プロバイダーの責任

投稿者: | 2010年4月13日

プロバイダーの賠償責任を否定 最高裁 発信者情報開示は確定
(産経ニュース2010.4.13より)
 インターネット掲示板の書き込みで名誉を傷つけられたと訴えた被害者が,発信者情報の開示を拒んだプロバイダー「KDDI」に損害賠償などを求めた訴訟の上告審判決で,最高裁第3小法廷(田原睦夫裁判長)は13日,賠償責任を否定する初判断を示した。2審判決中,KDDIに対する15万円の賠償命令を破棄,発信者の氏名や住所を被害者側に開示するよう命じた部分は維持した。
 同小法廷は「賠償責任を負うのは,書き込みによる権利侵害が明らかで,情報開示請求に正当な理由があると認識しているか,これらが明白なのに認識できなかったことに重大な過失があった場合に限られる」と判示。その上で,「書き込みは社会通念上許される限度を超えた侮辱であることが一見して明白ではない」と指摘した。

ネットの中傷,情報開示義務はプロバイダーも対象 最高裁
(日経新聞2010/4/9より)
 インターネットの掲示板で中傷されたとして,静岡市の土木会社がプロバイダー責任法に基づき,NTTドコモに発信者情報の開示を求めた訴訟の上告審判決で,最高裁第1小法廷(金築誠志裁判長)は8日,発信者の氏名や住所の開示を命じた二審判決を支持,ドコモ側の上告を棄却した。
 訴訟では,同法の対象が掲示板などを運営し情報内容を提供するような業者だけでなく,相手に接続サービスだけを提供するドコモのような接続業者にも開示請求できるかどうかが争われた。
 同小法廷は「権利侵害が容易で被害が際限なく拡大し,匿名で発信されると被害回復が困難なネットの特徴を踏まえ,加害者の特定を可能にすることが法の趣旨」と述べた。
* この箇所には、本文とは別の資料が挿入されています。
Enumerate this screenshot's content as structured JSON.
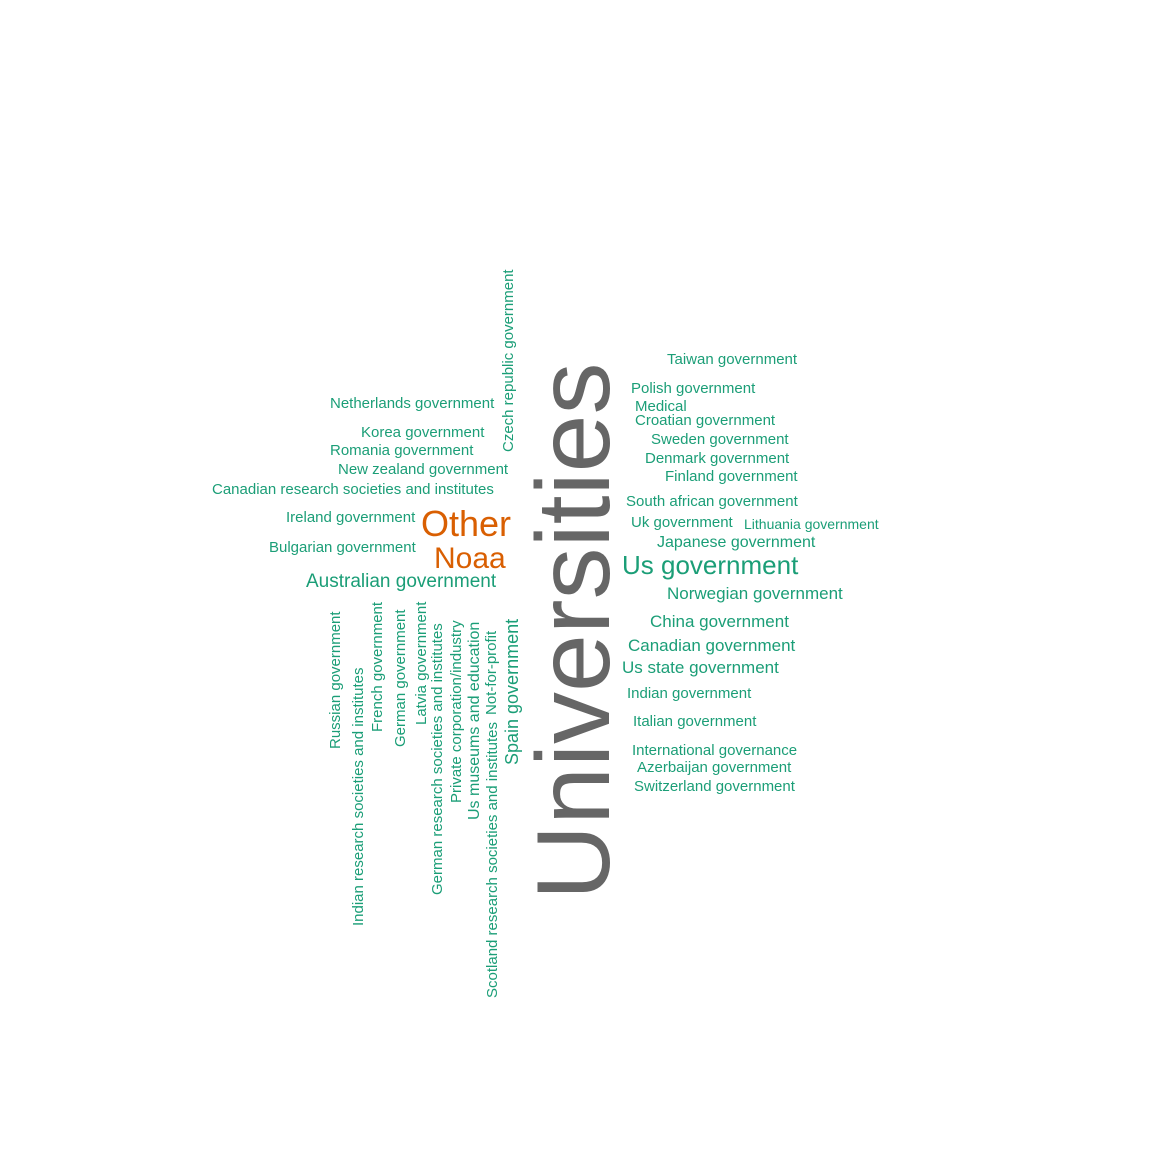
{
  "colors": {
    "green": "#1b9e77",
    "orange": "#d95f02",
    "gray": "#666666",
    "background": "#ffffff"
  },
  "words": {
    "universities": "Universities",
    "other": "Other",
    "noaa": "Noaa",
    "us_government": "Us government",
    "australian_government": "Australian government",
    "spain_government": "Spain government",
    "us_museums": "Us museums and education",
    "japanese_government": "Japanese government",
    "norwegian_government": "Norwegian government",
    "china_government": "China government",
    "canadian_government": "Canadian government",
    "us_state_government": "Us state government",
    "taiwan_government": "Taiwan government",
    "polish_government": "Polish government",
    "medical": "Medical",
    "croatian_government": "Croatian government",
    "sweden_government": "Sweden government",
    "denmark_government": "Denmark government",
    "finland_government": "Finland government",
    "south_african_government": "South african government",
    "uk_government": "Uk government",
    "lithuania_government": "Lithuania government",
    "indian_government": "Indian government",
    "italian_government": "Italian government",
    "international_governance": "International governance",
    "azerbaijan_government": "Azerbaijan government",
    "switzerland_government": "Switzerland government",
    "netherlands_government": "Netherlands government",
    "korea_government": "Korea government",
    "romania_government": "Romania government",
    "new_zealand_government": "New zealand government",
    "canadian_research": "Canadian research societies and institutes",
    "ireland_government": "Ireland government",
    "bulgarian_government": "Bulgarian government",
    "czech_government": "Czech republic government",
    "russian_government": "Russian government",
    "indian_research": "Indian research societies and institutes",
    "french_government": "French government",
    "german_government": "German government",
    "latvia_government": "Latvia government",
    "german_research": "German research societies and institutes",
    "private_corporation": "Private corporation/industry",
    "not_for_profit": "Not-for-profit",
    "scotland_research": "Scotland research societies and institutes"
  }
}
多くの場合,情報発信は接続業者を経由し,発信者情報も接続業者以外は把握していないことを指摘。「接続業者に情報開示を請求できなければ,法の趣旨が失われる」として開示を認めた。

 連続して出た2つの最高裁判例で,プロバイダー(接続業者)に,発信者の氏名・住所の開示義務があることが確認されました。 判断が確定したと言っていいでしょう。

 なお,4/13の最高裁判例の方では,プロバイダーが損害賠償義務を負う場合についても,判断されています。
 記事は不明確ですが,恐らく,「非開示としたことで,情報開示請求者に精神的苦痛を与えた」ものとして,損害賠償請求が為された事案だと思われます。 これにつき,最高裁は,「情報開示請求に正当な理由があると認識し,もしくはそのように認識しなかったことに重過失がある場合」に不法行為が成立する旨の判断を示したものです。
 個人情報保護法以降,情報開示に非協力的な企業等が多くなっています。 そういった企業に対して,損害賠償請求をする場合についても,この最高裁判例の判断は影響してくると思われます。